Judgments, Supreme Court, New York County (Barbara Jaffe, J.), entered August 3, 2010 and August 9, 2010, which denied the petition to vacate an arbitration award, granted the petition to confirm the same award, and awarded petitioner-respondent *593Cantor Fitzgerald Securities the principal amount of $11,193,466 plus interest, unanimously affirmed, without costs.
Judicial review of the award in this matter is governed by the Federal Arbitration Act (FAA) (9 USC % 1 et seq.), which mandates the enforcement of written arbitration agreements relating to transactions affecting interstate commerce (see 9 USC § 2; see also Matter of Salvano v Merrill Lynch, Pierce, Fenner & Smith, 85 NY2d 173, 180 [1995]). It is undisputed that none of the grounds for vacating an arbitration award set forth in the FAA applies here (see 9 USC § 10 [a]). Contrary to Cantor’s contention, the judicially-created “manifest disregard of the law” ground for vacating an arbitration award under the FAA is still viable, notwithstanding the Supreme Court’s decision in Hall Street Associates, L.L.C. v Mattel, Inc. (552 US 576, 585 [2008]; see Stolt-Nielsen S. A. v AnimalFeeds Int’l Corp., 559 US —, — n 3, 130 S Ct 1758, 1768 n 3 [2010]; see generally Gemstar-TV Guide Intl., Inc. v Yuen, 61 AD3d 478, 479 [2009], lv denied 13 NY3d 701 [2009]).
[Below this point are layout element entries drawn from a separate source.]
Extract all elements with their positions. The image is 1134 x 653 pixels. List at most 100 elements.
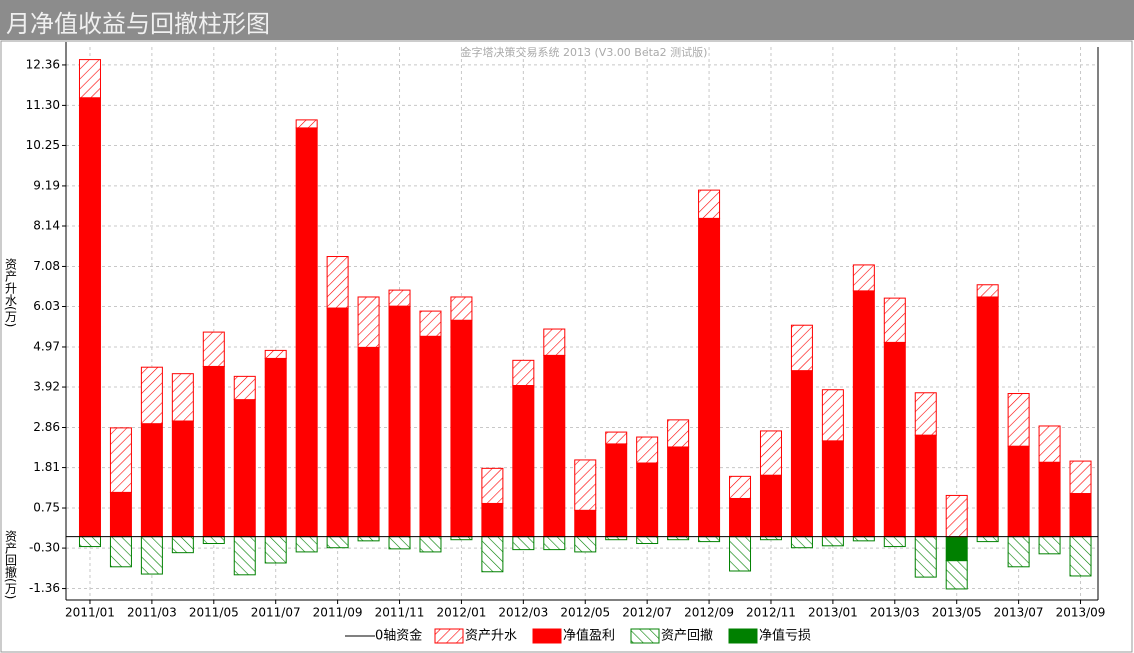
bar	[233, 536, 256, 576]
bar	[821, 536, 844, 547]
bar	[388, 289, 411, 307]
bar	[450, 296, 473, 321]
x-tick-label: 2012/11	[746, 606, 796, 620]
bar	[605, 443, 628, 538]
x-tick-label: 2012/09	[684, 606, 734, 620]
bar	[945, 536, 968, 562]
x-tick-label: 2011/01	[65, 606, 115, 620]
legend-label: 资产回撤	[661, 628, 713, 644]
bar	[976, 296, 999, 538]
bar	[790, 324, 813, 372]
bar	[326, 536, 349, 549]
bar	[976, 536, 999, 543]
y-tick-label: 4.97	[33, 339, 60, 353]
bar	[419, 310, 442, 337]
bar	[729, 536, 752, 572]
bar	[140, 536, 163, 575]
y-tick-label: 7.08	[33, 259, 60, 273]
bar	[945, 494, 968, 538]
bar	[109, 491, 132, 538]
bar	[1007, 445, 1030, 538]
bar	[326, 307, 349, 538]
bar	[357, 296, 380, 348]
y-label-top: 资产升水(万)	[4, 258, 18, 328]
bar	[264, 536, 287, 564]
y-tick-label: 10.25	[26, 138, 60, 152]
bar	[698, 536, 721, 543]
bar	[574, 509, 597, 538]
bar	[78, 59, 101, 99]
bar	[295, 119, 318, 129]
bar	[698, 189, 721, 219]
bar	[883, 341, 906, 538]
x-tick-label: 2013/03	[870, 606, 920, 620]
bar	[481, 502, 504, 538]
bar	[264, 357, 287, 538]
x-tick-label: 2012/05	[560, 606, 610, 620]
bar	[1038, 425, 1061, 463]
bar	[388, 305, 411, 538]
bar	[543, 536, 566, 551]
legend-swatch	[532, 628, 562, 644]
y-tick-label: 11.30	[26, 98, 60, 112]
bar	[481, 467, 504, 504]
bar	[636, 436, 659, 464]
x-tick-label: 2011/09	[313, 606, 363, 620]
y-tick-label: 12.36	[26, 57, 60, 71]
legend-swatch	[728, 628, 758, 644]
bar	[140, 366, 163, 425]
bar	[790, 536, 813, 549]
bar	[914, 434, 937, 538]
bar	[233, 399, 256, 538]
y-tick-label: 9.19	[33, 178, 60, 192]
bar	[852, 264, 875, 292]
bar	[729, 475, 752, 499]
bar	[357, 346, 380, 538]
bar	[171, 536, 194, 554]
bar	[883, 297, 906, 343]
bar	[512, 536, 535, 551]
legend-label: 0轴资金	[375, 628, 422, 644]
y-tick-label: 8.14	[33, 218, 60, 232]
bar	[419, 335, 442, 538]
chart-title: 金字塔决策交易系统 2013 (V3.00 Beta2 测试版)	[461, 45, 708, 59]
bar	[171, 373, 194, 422]
bar	[109, 427, 132, 493]
y-tick-label: 2.86	[33, 420, 60, 434]
bar	[543, 354, 566, 538]
bar	[574, 536, 597, 553]
legend-label: 净值亏损	[759, 628, 811, 644]
legend-label: 净值盈利	[563, 628, 615, 644]
x-tick-label: 2013/09	[1056, 606, 1106, 620]
x-tick-label: 2013/01	[808, 606, 858, 620]
bar	[852, 536, 875, 542]
bar	[1069, 493, 1092, 538]
bar	[821, 389, 844, 442]
bar	[78, 536, 101, 548]
frame	[0, 40, 1133, 653]
bar	[852, 290, 875, 538]
bar	[667, 419, 690, 448]
x-tick-label: 2012/07	[622, 606, 672, 620]
bar	[357, 536, 380, 542]
bar	[171, 420, 194, 538]
legend-label: 资产升水	[465, 629, 517, 644]
bar	[636, 462, 659, 538]
x-tick-label: 2012/01	[437, 606, 487, 620]
bar	[1069, 460, 1092, 495]
bar	[543, 328, 566, 356]
y-tick-label: 6.03	[33, 299, 60, 313]
x-tick-label: 2011/07	[251, 606, 301, 620]
y-tick-label: -1.36	[29, 581, 60, 595]
y-label-bottom: 资产回撤(万)	[4, 530, 18, 600]
bar	[821, 440, 844, 538]
y-tick-label: -0.30	[29, 541, 60, 555]
bar	[790, 370, 813, 538]
bar	[914, 536, 937, 578]
bar	[976, 284, 999, 298]
y-tick-label: 3.92	[33, 380, 60, 394]
bar	[1038, 536, 1061, 555]
bar	[914, 392, 937, 436]
bar	[109, 536, 132, 568]
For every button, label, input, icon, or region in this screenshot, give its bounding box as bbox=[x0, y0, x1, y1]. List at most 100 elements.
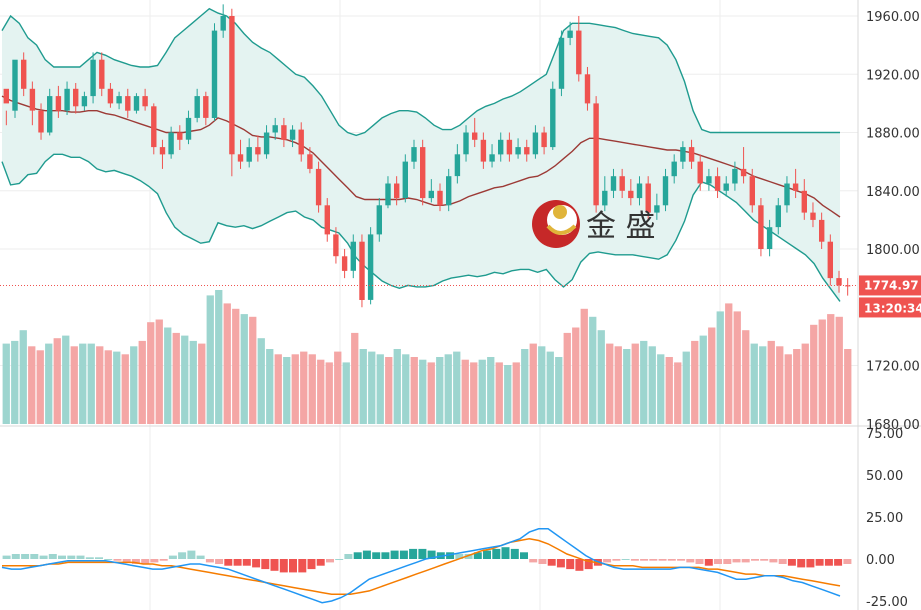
macd-histogram-bar bbox=[824, 559, 833, 566]
candle-body bbox=[602, 190, 608, 206]
volume-bar bbox=[563, 332, 571, 424]
candle bbox=[792, 168, 799, 199]
candle bbox=[324, 198, 330, 242]
candle-body bbox=[593, 103, 599, 206]
watermark-text: 金 盛 bbox=[586, 209, 656, 244]
volume-bar bbox=[393, 349, 401, 424]
candle-body bbox=[194, 96, 200, 118]
candle bbox=[749, 168, 755, 213]
candle bbox=[255, 135, 261, 162]
candle-body bbox=[792, 183, 799, 191]
macd-histogram-bar bbox=[704, 559, 713, 566]
macd-axis[interactable]: 75.00 50.00 25.00 0.00 -25.00 bbox=[866, 427, 908, 610]
candle-body bbox=[801, 190, 807, 213]
candle-body bbox=[3, 88, 9, 104]
svg-text:13:20:34: 13:20:34 bbox=[864, 301, 921, 315]
macd-histogram-bar bbox=[501, 547, 510, 559]
candle-body bbox=[810, 212, 816, 220]
volume-bar bbox=[181, 335, 189, 424]
volume-bar bbox=[606, 343, 614, 424]
macd-tick-label: 0.00 bbox=[866, 553, 895, 568]
macd-histogram-bar bbox=[316, 559, 325, 566]
candle bbox=[836, 270, 842, 293]
candle bbox=[12, 59, 18, 118]
volume-bar bbox=[733, 311, 741, 424]
volume-bar bbox=[79, 343, 87, 424]
candle-body bbox=[446, 176, 452, 206]
macd-histogram-bar bbox=[95, 557, 103, 559]
candle bbox=[21, 52, 27, 97]
volume-bar bbox=[19, 330, 27, 424]
volume-bar bbox=[784, 354, 792, 424]
candle bbox=[315, 161, 322, 213]
macd-histogram-bar bbox=[723, 559, 732, 564]
candle-body bbox=[723, 183, 729, 191]
candle-body bbox=[402, 161, 408, 198]
macd-histogram-bar bbox=[168, 555, 177, 559]
macd-histogram-bar bbox=[658, 559, 667, 561]
candle-body bbox=[558, 37, 565, 89]
macd-histogram-bar bbox=[131, 559, 140, 564]
volume-bar bbox=[444, 354, 452, 424]
candle-body bbox=[246, 147, 252, 162]
macd-histogram-bar bbox=[483, 550, 491, 559]
volume-bar bbox=[291, 354, 299, 424]
macd-histogram-bar bbox=[344, 554, 353, 559]
volume-bar bbox=[121, 354, 129, 424]
candle-body bbox=[125, 96, 131, 111]
candle-body bbox=[64, 88, 70, 111]
candle bbox=[263, 125, 270, 159]
volume-bar bbox=[835, 316, 843, 424]
macd-histogram-bar bbox=[769, 559, 778, 563]
volume-bar bbox=[572, 327, 580, 424]
volume-bar bbox=[767, 340, 775, 424]
candle-body bbox=[584, 74, 591, 104]
candle bbox=[827, 234, 833, 286]
volume-bar bbox=[589, 316, 597, 424]
volume-bar bbox=[189, 340, 197, 424]
price-axis[interactable]: 1960.00 1920.00 1880.00 1840.00 1800.00 1720.… bbox=[866, 10, 920, 433]
candle bbox=[367, 227, 374, 305]
candle bbox=[3, 88, 9, 126]
macd-histogram-bar bbox=[104, 559, 113, 560]
candle-body bbox=[341, 256, 348, 271]
candle-body bbox=[107, 88, 114, 104]
macd-histogram-bar bbox=[834, 559, 843, 566]
macd-histogram-bar bbox=[520, 552, 528, 559]
macd-histogram-bar bbox=[85, 557, 94, 559]
candle-body bbox=[454, 154, 461, 177]
macd-histogram-bar bbox=[113, 559, 122, 561]
candle bbox=[584, 66, 591, 111]
macd-histogram-bar bbox=[270, 559, 279, 571]
macd-histogram-bar bbox=[67, 555, 76, 559]
candle bbox=[550, 81, 556, 150]
candle-body bbox=[541, 132, 547, 148]
volume-bar bbox=[801, 343, 809, 424]
macd-histogram-bar bbox=[686, 559, 695, 563]
volume-bar bbox=[215, 290, 223, 424]
price-tick-label: 1680.00 bbox=[866, 418, 920, 433]
volume-bar bbox=[614, 346, 622, 424]
volume-bar bbox=[147, 322, 155, 424]
volume-bar bbox=[257, 338, 265, 424]
candle bbox=[220, 4, 226, 38]
macd-panel bbox=[1, 528, 852, 604]
volume-bar bbox=[206, 295, 214, 424]
macd-histogram-bar bbox=[48, 554, 57, 559]
candle-body bbox=[81, 96, 88, 107]
candlesticks bbox=[3, 4, 851, 308]
candle bbox=[558, 30, 565, 97]
candle bbox=[298, 122, 304, 162]
candle-body bbox=[619, 176, 625, 191]
candle bbox=[706, 168, 712, 191]
volume-bar bbox=[385, 357, 393, 424]
price-tick-label: 1840.00 bbox=[866, 185, 920, 200]
candle bbox=[819, 212, 825, 249]
candle-body bbox=[784, 183, 790, 206]
volume-bar bbox=[28, 346, 36, 424]
volume-bar bbox=[300, 351, 308, 424]
macd-histogram-bar bbox=[510, 548, 519, 559]
volume-bar bbox=[410, 357, 418, 424]
candle-body bbox=[159, 147, 166, 155]
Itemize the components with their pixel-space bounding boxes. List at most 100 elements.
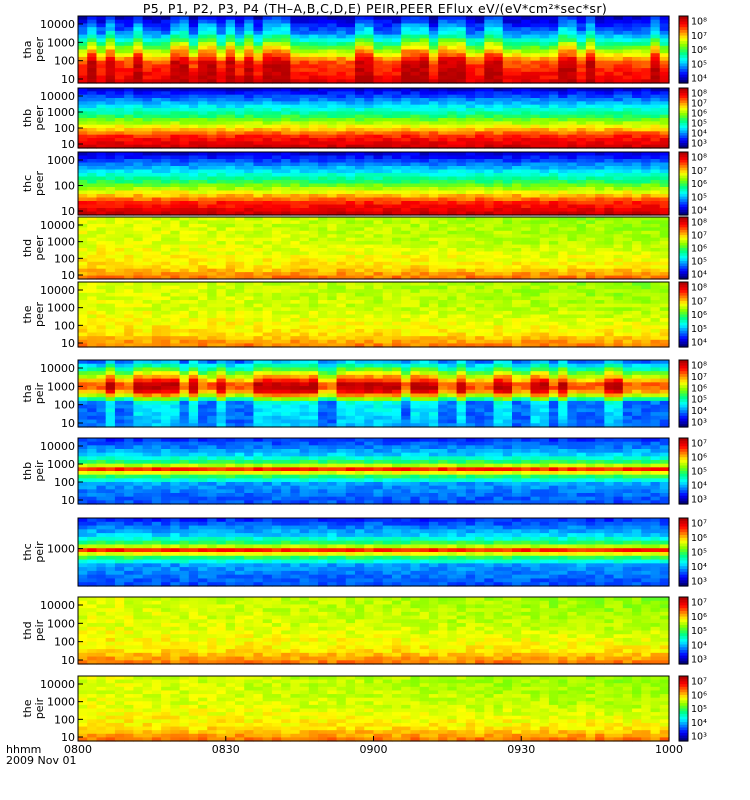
flux-cell <box>290 45 301 51</box>
flux-cell <box>290 131 301 136</box>
flux-cell <box>659 38 670 43</box>
flux-cell <box>650 272 661 277</box>
flux-cell <box>216 180 227 185</box>
flux-cell <box>308 237 319 242</box>
flux-cell <box>188 159 199 164</box>
flux-cell <box>456 258 467 263</box>
flux-cell <box>419 144 430 149</box>
flux-cell <box>373 217 384 222</box>
flux-cell <box>161 261 171 266</box>
flux-cell <box>539 94 550 99</box>
flux-cell <box>650 111 661 116</box>
flux-cell <box>151 275 162 280</box>
flux-cell <box>161 328 171 334</box>
flux-cell <box>419 173 430 178</box>
flux-cell <box>281 27 291 32</box>
flux-cell <box>198 114 208 119</box>
flux-cell <box>299 234 310 239</box>
flux-cell <box>484 42 495 47</box>
flux-cell <box>142 268 153 273</box>
flux-cell <box>576 75 587 80</box>
flux-cell <box>567 237 578 242</box>
flux-cell <box>327 138 338 142</box>
flux-cell <box>290 169 301 174</box>
flux-cell <box>327 227 338 232</box>
flux-cell <box>419 217 430 222</box>
flux-cell <box>78 251 88 256</box>
flux-cell <box>271 183 282 188</box>
flux-cell <box>161 141 171 146</box>
flux-cell <box>595 204 605 209</box>
flux-cell <box>585 111 596 116</box>
flux-cell <box>78 45 88 51</box>
flux-cell <box>548 49 559 54</box>
flux-cell <box>170 111 181 116</box>
flux-cell <box>373 166 384 171</box>
flux-cell <box>410 268 421 273</box>
flux-cell <box>456 124 467 129</box>
flux-cell <box>613 272 624 277</box>
flux-cell <box>410 176 421 181</box>
flux-cell <box>512 190 522 195</box>
flux-cell <box>281 45 291 51</box>
flux-cell <box>521 131 532 136</box>
flux-cell <box>373 124 384 129</box>
flux-cell <box>299 56 310 62</box>
flux-cell <box>475 241 485 246</box>
flux-cell <box>622 118 633 122</box>
flux-cell <box>299 38 310 43</box>
flux-cell <box>558 88 569 92</box>
flux-cell <box>502 275 513 280</box>
flux-cell <box>87 208 98 213</box>
flux-cell <box>604 220 615 225</box>
flux-cell <box>327 275 338 280</box>
flux-cell <box>373 56 384 62</box>
flux-cell <box>438 75 448 80</box>
flux-cell <box>198 234 208 239</box>
flux-cell <box>87 27 98 32</box>
flux-cell <box>142 45 153 51</box>
flux-cell <box>401 234 412 239</box>
flux-cell <box>299 258 310 263</box>
flux-cell <box>373 79 384 84</box>
flux-cell <box>308 190 319 195</box>
flux-cell <box>428 251 439 256</box>
flux-cell <box>530 131 541 136</box>
flux-cell <box>650 173 661 178</box>
flux-cell <box>114 211 125 216</box>
flux-cell <box>576 173 587 178</box>
flux-cell <box>114 155 125 160</box>
flux-cell <box>604 234 615 239</box>
flux-cell <box>170 16 181 21</box>
flux-cell <box>198 49 208 54</box>
flux-cell <box>512 111 522 116</box>
flux-cell <box>179 211 190 216</box>
flux-cell <box>114 138 125 142</box>
flux-cell <box>585 75 596 80</box>
flux-cell <box>401 79 412 84</box>
flux-cell <box>641 118 652 122</box>
flux-cell <box>632 217 642 222</box>
flux-cell <box>308 162 319 167</box>
flux-cell <box>447 152 458 157</box>
flux-cell <box>382 91 393 96</box>
flux-cell <box>419 241 430 246</box>
flux-cell <box>613 169 624 174</box>
flux-cell <box>475 204 485 209</box>
flux-cell <box>604 138 615 142</box>
flux-cell <box>179 138 190 142</box>
flux-cell <box>216 144 227 149</box>
flux-cell <box>475 152 485 157</box>
flux-cell <box>318 23 328 28</box>
flux-cell <box>216 169 227 174</box>
flux-cell <box>373 237 384 242</box>
flux-cell <box>604 217 615 222</box>
flux-cell <box>613 91 624 96</box>
flux-cell <box>641 211 652 216</box>
flux-cell <box>133 307 144 312</box>
flux-cell <box>373 176 384 181</box>
flux-cell <box>225 194 236 199</box>
flux-cell <box>327 237 338 242</box>
flux-cell <box>604 71 615 77</box>
flux-cell <box>493 166 504 171</box>
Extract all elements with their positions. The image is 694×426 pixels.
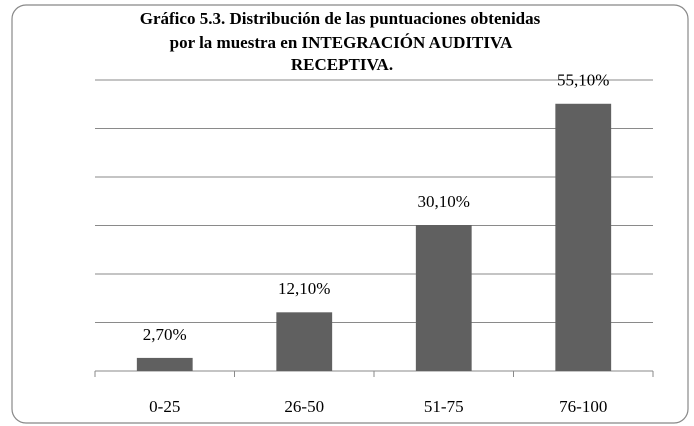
x-tick-label: 76-100 [559, 397, 607, 416]
data-label: 2,70% [143, 325, 187, 344]
chart-frame [11, 4, 689, 424]
bar [415, 225, 472, 371]
x-tick-label: 51-75 [424, 397, 464, 416]
bar [136, 357, 193, 371]
data-label: 55,10% [557, 71, 609, 90]
chart-title: por la muestra en INTEGRACIÓN AUDITIVA [170, 33, 513, 52]
bar [555, 103, 612, 371]
x-tick-label: 0-25 [149, 397, 180, 416]
bar [276, 312, 333, 371]
chart-title: Gráfico 5.3. Distribución de las puntuac… [140, 9, 541, 28]
chart-title: RECEPTIVA. [291, 55, 393, 74]
data-label: 12,10% [278, 279, 330, 298]
x-tick-label: 26-50 [284, 397, 324, 416]
data-label: 30,10% [418, 192, 470, 211]
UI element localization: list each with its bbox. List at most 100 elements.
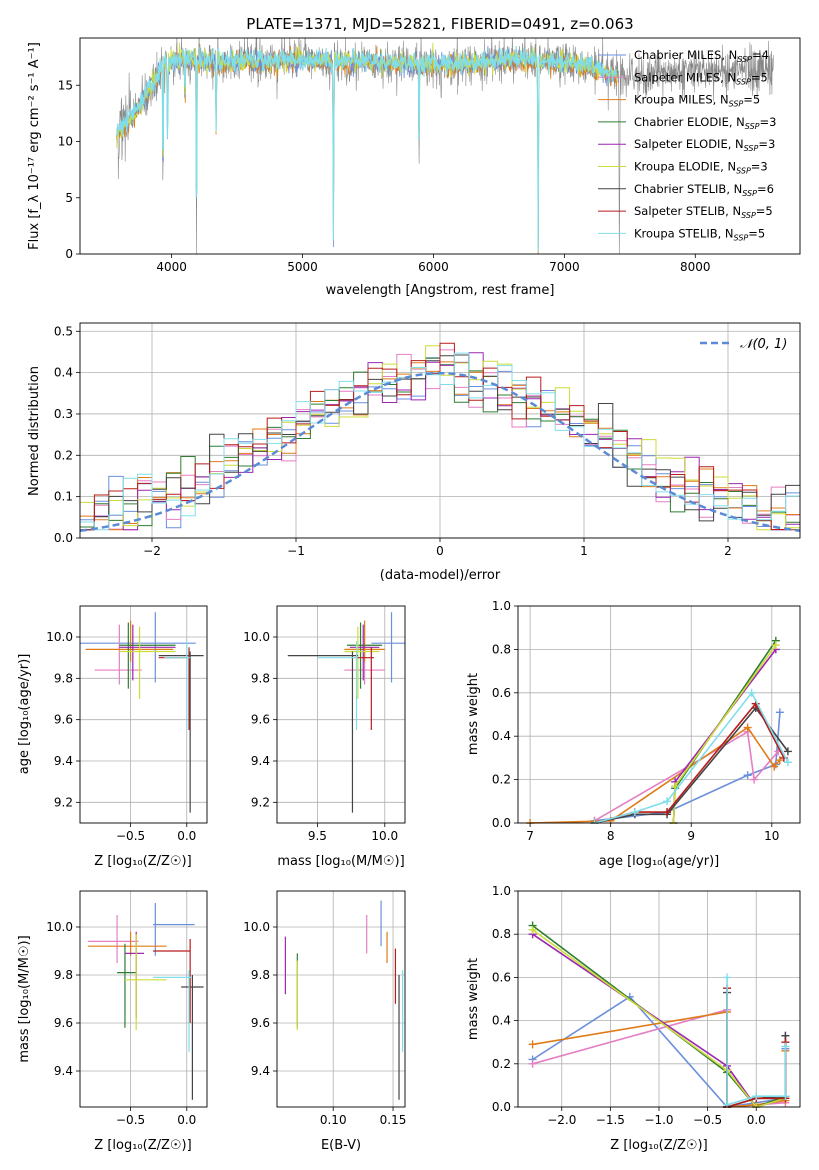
y-tick-label: 0.6 <box>492 686 511 700</box>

Here, the arbitration award was properly confirmed since there was no showing that the arbitration panel manifestly disregarded the law or exceeded its authority. Specifically, there is no basis to conclude that the panel ignored or refused to apply controlling and explicit law on the issue of lost volume sellers. Even if the panel erred in making its legal conclusion on that issue or failed to understand the law, such error does not equate to a manifest disregard for the law (see Wien & Malkin LLP v Helmsley-Spear, Inc., 6 NY3d 471, 480-486 [2006], cert dismissed 548 US 940 [2006]).
The panel’s interpretation of the parties’ fee agreement, particularly that appellant had an obligation to make the payments and that its failure to do so was a breach of the agreement, was supported by the agreement’s plain language and the uncontroverted testimony of Cantor Fitzgerald’s witness. In any event, the manifest disregard standard does not permit review of the panel’s interpretation of the parties’ agreement even if that interpretation was erroneous (see T.Co Metals, LLC v Dempsey Pipe & Supply, Inc., 592 F3d 329, 339 [2d Cir 2010]).
We have considered appellant’s remaining arguments and find them unavailing. Concur—Tom, J.P., Andrias, Friedman, Abdus-Salaam and Román, JJ.